8.
Si vous désirez de voir des miracles, tâchez de vaincre en vous le péché, et vous verrez ce que Vous désirez. Car le péché, mes frères, est un démon, et un démon redoutable, Si vous le chassez de vous, vous faites un plus grand miracle que ne font les exorcistes lorsqu’ils chassent les démons des possédés. Ecoutez ce que dit saint Paul, et voyez combien il préfère la vertu à tous les miracles. « Désirez » dit-il, « entre les dons ceux qui sont les plus excellents, et je vous montrerai une voie qui « est encore beaucoup plus élevée au-dessus de tous ces dons. » (I Cor. XII, 31.) Expliquant ensuite quelle est cette « voie, » il ne parle ni de la résurrection des morts , ni de la guérison des lépreux, ni des autres miracles semblables, mais seulement de la charité. Considérez aussi ce que Jésus-Christ dit à ses apôtres : « Ne vous réjouissez pas de ce que les démons vous obéissent, mais réjouissez-vous plutôt de ce que vos noms sont écrits au ciel. » (Luc, IX, 21.) Et ailleurs : «Plusieurs me diront en ce jour-là : Seigneur, Seigneur, n’avons-nous pas prophétisé? n’avons-nous pas chassé les démons, et fait beaucoup de miracles en votre nom? Et je leur répondrai alors: je ne vous connais point. » (Matth. VII, 26.) Et lorsque, près de mourir sur la croix, il donne ses dernières instructions à ses apôtres, il leur dit: « On reconnaîtra que vous êtes mes disciples, » non pas si vous chassez
les démons, mais « si vous vous aimez l’un l’autre. » (Jean, XIII, 35.) Et un peu après : « C’est en cela, mon Père, qu’on reconnaîtra que vous m’avez envoyé, » non pas si mes apôtres ressuscitent les morts, mais « s’ils sont tous une même chose. » (Jean, XVII.)

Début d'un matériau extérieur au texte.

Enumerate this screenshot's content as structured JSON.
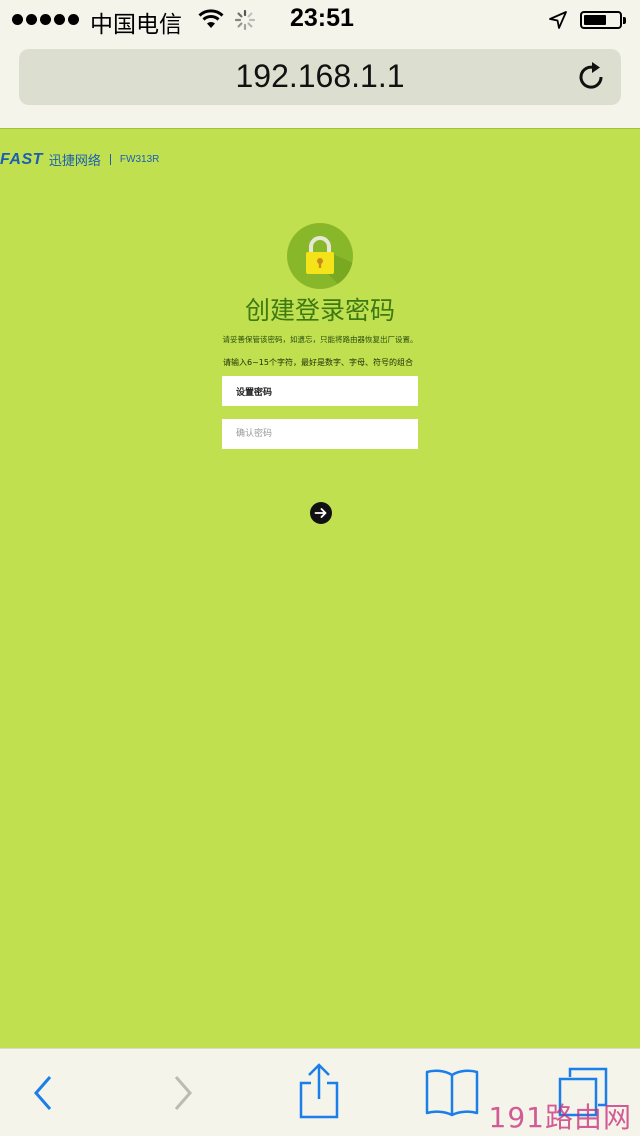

Souvent les miracles ont peu servi à ceux qui les voyaient, et ont nui beaucoup à celui qui les faisait, en lui donnant des sentiments de complaisance et de vaine gloire. Mais on ne peut craindre ce mauvais effet de la bonne vie et de la vertu. Car la vertu sert à ceux qui la voient et encore plus à celui qui la pratique. Travaillez donc, mes frères, à bien vivre, et vos actions seront des miracles. Si, d’avare que vous étiez; vous devenez libéral, vous avez guéri une main desséchée qui ne pouvait s’étendre pour donner l’aumône. Si vous renoncez au théâtre, pour venir dans nos églises, vous avez guéri un boiteux, et vous l’avez fait marcher droit. Si vous éloignez vos yeux de la courtisane et de la femme d’autrui pour n’avoir plus à l’avenir que des regards chastes vous aurez rendu la vue à un aveugle. Si vous détestez ces chansons diaboliques pour ne chanter à l’avenir que nos cantiques spirituels, vous aurez fait parler un muet. Voilà les merveilles qui sont véritablement estimables. Voilà les miracles que je vous souhaite. En faisant ces oeuvres saintes et miraculeuses, nous deviendrons grands nous-mêmes, et nous servirons aux autres par notre exempté, nous les ferons passer d’une vie mauvaise à une vie sainte, et nous nous ouvrirons ainsi l’entrée du ciel, par la grâce et par la miséricorde de Notre-Seigneur Jésus-Christ, à qui est la gloire, et l’empire dans tous les siècles des siècles. Ainsi soit-il.